“…O Leproso voltou a cabeça.
- Despe-te, para eu poder sentir o calor do teu corpo!
Julião despiu-se; depois, nu como no dia em que nascera, voltou a meter-se na cama; e sentia na coxa a pele do Leproso, mais fria do que uma serpente e tão áspera como uma lima.
Tentou animá-lo; e o outro respondia, arquejando:
- Ah! vou morrer!....Chega-te mais, aquece-me! Não, com as mãos, não, com o teu corpo!
Julião estendeu-se por cima dele, boca com boca, peito com peito.
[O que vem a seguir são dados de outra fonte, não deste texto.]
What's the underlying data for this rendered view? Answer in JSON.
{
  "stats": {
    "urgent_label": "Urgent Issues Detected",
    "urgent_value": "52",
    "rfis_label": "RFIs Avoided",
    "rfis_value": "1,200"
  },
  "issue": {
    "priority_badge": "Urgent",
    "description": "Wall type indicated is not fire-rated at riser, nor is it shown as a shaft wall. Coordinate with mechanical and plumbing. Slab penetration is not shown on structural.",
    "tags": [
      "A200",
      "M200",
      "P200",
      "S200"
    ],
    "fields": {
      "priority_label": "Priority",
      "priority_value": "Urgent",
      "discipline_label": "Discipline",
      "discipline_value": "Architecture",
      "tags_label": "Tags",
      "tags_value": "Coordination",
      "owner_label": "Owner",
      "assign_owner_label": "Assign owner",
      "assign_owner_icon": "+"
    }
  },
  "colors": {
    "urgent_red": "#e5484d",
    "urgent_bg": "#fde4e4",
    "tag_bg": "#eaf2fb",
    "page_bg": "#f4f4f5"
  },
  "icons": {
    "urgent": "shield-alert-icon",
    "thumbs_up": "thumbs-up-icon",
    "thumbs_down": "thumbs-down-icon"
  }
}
E o Leproso abraçou-o, e os seus olhos ficaram de repente tão brilhantes como estrelas; os cabelos alongaram-se-lhe como os raios do Sol; o hálito das narinas tinha a suavidade das rosas; uma nuvem de incenso ergueu-se da fogueira, as águas cantavam. Entretanto, uma profusão de delícias, uma alegria sobre-humana iam inundando a alma do atarantado Julião; e aquele que continuava a apertá-lo nos braços ia crescendo, crescendo, até tocar com a cabeça e os pés nas duas paredes da cabana. O telhado voou, o firmamento abriu-se de par em par: e Julião subiu aos espaços azuis, frente a frente com Nosso Senhor Jesus Cristo, que o levava para o céu…”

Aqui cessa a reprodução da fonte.